Bem diferente da MLS, a realidade na NPSL envolve amadorimo e estrutura insuficiente em diversos momentos. "Desde quando fundamos o clube, por ter o Palhinha por trás do futebol, sempre administramos como um clube 100% profissional. Situação muito diferente de alguns clubes que enfrentamos aqui. Times com atletas do college, campos complicados, temos que reclamar na liga porque não oferecem boas condições para o jogo... No último campeonato aqui tínhamos atletas de oito países diferentes no nosso elenco. Boston, por possuir muitas faculdades, reúne muitos jogadores que vêm aqui para estudar, inclusive alguns que atuavam em segundas divisões da Europa. Abandonam o futebol lá e vêm para os Estados Unidos estudar", afirma Valentim. O Boston City já alcançou as semifinais da competição, mas jamais chegou à decisão.
Próximos passos
O objetivo a curto e médio prazo do clube é conseguir a "promoção" para a USL Championship. Nos últimos dois anos o Boston City negocia com a liga esse acesso, que exige maior investimento em infra-estrutura própria. Por conta da pandemia, as conversas foram paralisadas, mas havia um acordo inicial para inclusão do time na temporada 2021 da USL Championship. Enquanto isso não acontece, Renato Valentim tem investido também em sua cidade.
Desde 2 de janeiro de 2018 existe o Boston City Futebol Clube Brasil, ainda na terceira divisão mineira. No ano passado, o clube caiu nas quartas de final da competição, mas o foco do investimento tem sido na estrutura e na base.
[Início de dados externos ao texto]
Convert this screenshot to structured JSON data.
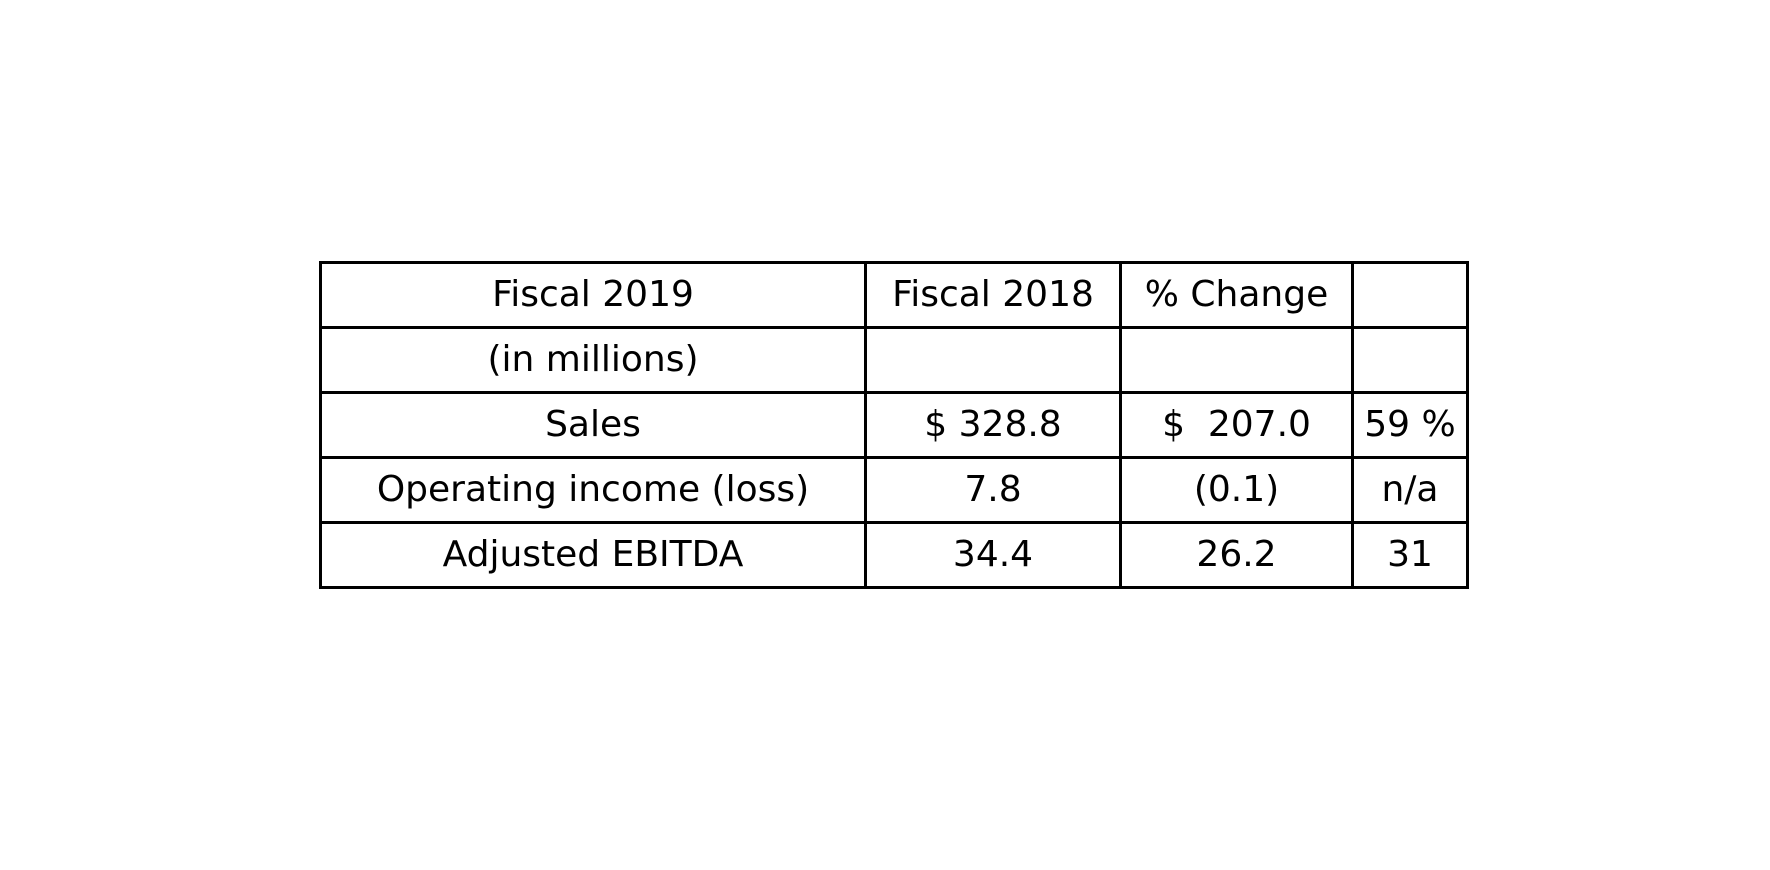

Já no primeiro ano, a equipe sub-15 foi campeã da segunda divisão mineira e, junto com ela, o sub-17 e o sub-20 também conseguiram o acesso à elite. "Trabalho muito com planejamento. Quando fundamos o clube, nossa intenção era expandir para outros países. É uma marca forte, uma cidade que o mundo inteiro conhece. O objetivo inicial era a América do Sul, pela matéria prima abundante", garante Valentim, cujo grande objetivo por aqui é estar entre as referências na formação de atletas.
Antes de definir por Manhuaçu, cidade de 90 mil habitantes e distante 280 km de Belo Horizonte, no caminho para Vitória, houve conversas com outros municípios mineiros, além de alguns paulistas e capixabas. Em território brasileiro, Renato Valentim passou a enfrentar situações que não existem no futebol norte-americano. Como, por exemplo, a necessária relação com empresários de jogadores para montar um time. "Muitos empresários não têm condições de gerir a carreira de atletas. Temos muitas dificuldades nessas situações, porque nós precisamos dele, um clube não sobrevive sem essa parceria com os agentes, mas infelizmente, como em todas profissões, existem pessoas que não são profissionais".
Em agosto, o Boston City iniciou as obras de um novo complexo esportivo em Manhuaçu, que vai contar com "estádio/arena multiuso, toda a tecnologia necessária para transmissões televisas dos mais altos níveis de exigência, academia com tecnologia importada, dois campos para treinamento, espaço de lazer, hotéis e alojamento para 120 atletas", segundo o site oficial do clube. Para se manter em atividade, também fechou parceria com o Olimpia para disputar a série A3 do Campeonato Paulista.
A longo prazo, o objetivo é ter o Boston City Brasil nas divisões nacionais do futebol brasileiro com o elenco profissional e a base como um grande centro de formação de talentos. Projeto audacioso.